Colvig led the quintessential clown life. Born in 1892, he ran of to join the circus as a teenager. Walt Disney hired him to be the original voices of Goofy and Pluto, as well as Grumpy and Sleepy in Snow White and the Seven Dwarfs. He also wrote the lyrics for "Who's Afraid of the Big Bad Wolf?"
As Bozo, Colvig was an instant success. By the early 1950s, Capitol had sold more than 8 million Bozo records, and the clown became the company's mascot.
"Those were great days in TV," recalls Lee Carrau, floor manager on the first Bozo TV show. "It was a live show, two cameras in a small studio, with animals and screaming kids. We never knew what would happen, monkeys jumping around everywhere. Every week was absolute pandemonium."

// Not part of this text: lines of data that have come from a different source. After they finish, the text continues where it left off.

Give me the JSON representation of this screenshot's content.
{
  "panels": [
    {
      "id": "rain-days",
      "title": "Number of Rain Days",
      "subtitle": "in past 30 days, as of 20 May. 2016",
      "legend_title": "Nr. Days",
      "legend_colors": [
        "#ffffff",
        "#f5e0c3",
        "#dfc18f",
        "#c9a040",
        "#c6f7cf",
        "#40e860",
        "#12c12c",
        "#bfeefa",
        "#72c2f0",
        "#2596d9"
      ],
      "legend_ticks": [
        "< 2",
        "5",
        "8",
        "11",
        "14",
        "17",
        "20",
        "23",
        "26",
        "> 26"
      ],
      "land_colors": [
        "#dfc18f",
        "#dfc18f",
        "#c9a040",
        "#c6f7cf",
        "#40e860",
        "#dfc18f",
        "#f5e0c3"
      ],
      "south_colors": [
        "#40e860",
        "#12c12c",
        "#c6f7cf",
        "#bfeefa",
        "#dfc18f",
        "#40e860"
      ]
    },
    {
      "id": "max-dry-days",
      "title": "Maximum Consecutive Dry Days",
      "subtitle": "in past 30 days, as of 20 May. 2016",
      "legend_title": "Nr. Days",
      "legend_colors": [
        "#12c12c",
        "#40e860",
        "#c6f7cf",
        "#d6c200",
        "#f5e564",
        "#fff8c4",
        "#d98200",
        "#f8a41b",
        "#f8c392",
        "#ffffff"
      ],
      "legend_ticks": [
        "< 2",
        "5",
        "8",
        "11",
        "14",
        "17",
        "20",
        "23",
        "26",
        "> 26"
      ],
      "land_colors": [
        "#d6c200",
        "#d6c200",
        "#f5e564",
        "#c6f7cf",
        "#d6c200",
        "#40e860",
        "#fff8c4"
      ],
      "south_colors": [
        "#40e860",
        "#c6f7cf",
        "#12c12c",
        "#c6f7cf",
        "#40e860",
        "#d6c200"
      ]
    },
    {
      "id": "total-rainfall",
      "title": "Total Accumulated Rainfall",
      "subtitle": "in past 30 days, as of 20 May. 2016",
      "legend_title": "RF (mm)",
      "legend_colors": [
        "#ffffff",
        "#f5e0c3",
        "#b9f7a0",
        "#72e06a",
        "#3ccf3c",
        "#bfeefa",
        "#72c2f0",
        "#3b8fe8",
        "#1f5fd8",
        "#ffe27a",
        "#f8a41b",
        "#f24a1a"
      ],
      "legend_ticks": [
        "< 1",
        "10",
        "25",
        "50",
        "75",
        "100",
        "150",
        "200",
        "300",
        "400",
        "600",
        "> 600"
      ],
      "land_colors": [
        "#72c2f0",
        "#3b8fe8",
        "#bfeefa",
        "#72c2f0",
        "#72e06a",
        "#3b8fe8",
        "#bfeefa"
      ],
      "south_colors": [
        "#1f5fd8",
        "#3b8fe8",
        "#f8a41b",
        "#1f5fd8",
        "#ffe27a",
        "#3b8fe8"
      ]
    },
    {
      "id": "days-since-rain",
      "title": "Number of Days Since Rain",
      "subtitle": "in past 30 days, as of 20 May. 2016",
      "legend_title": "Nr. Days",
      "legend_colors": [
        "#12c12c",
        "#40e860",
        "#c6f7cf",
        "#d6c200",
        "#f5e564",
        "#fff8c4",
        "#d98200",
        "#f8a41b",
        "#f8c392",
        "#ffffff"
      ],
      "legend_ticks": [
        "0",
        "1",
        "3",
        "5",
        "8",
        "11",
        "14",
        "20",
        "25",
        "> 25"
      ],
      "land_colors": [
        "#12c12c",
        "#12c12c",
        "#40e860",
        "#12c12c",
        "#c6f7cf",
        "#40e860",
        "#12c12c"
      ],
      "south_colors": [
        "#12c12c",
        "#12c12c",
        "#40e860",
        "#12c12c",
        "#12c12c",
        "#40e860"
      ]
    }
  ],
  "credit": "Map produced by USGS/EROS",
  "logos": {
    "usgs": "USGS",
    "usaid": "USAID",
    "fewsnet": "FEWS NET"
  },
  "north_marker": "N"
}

Carrau, 81, remembers Colvig well. "He used to go to the bar after the show in Bozo costume for laughs," he says. "He was a fun, fun guy." TV Franchising Becomes Child’s Play
In the mid-1950s, Harmon and some partners bought the rights to Bozo, and everyone agrees he did a great job franchising live clown shows to local TV stations across the country and even in select foreign markets.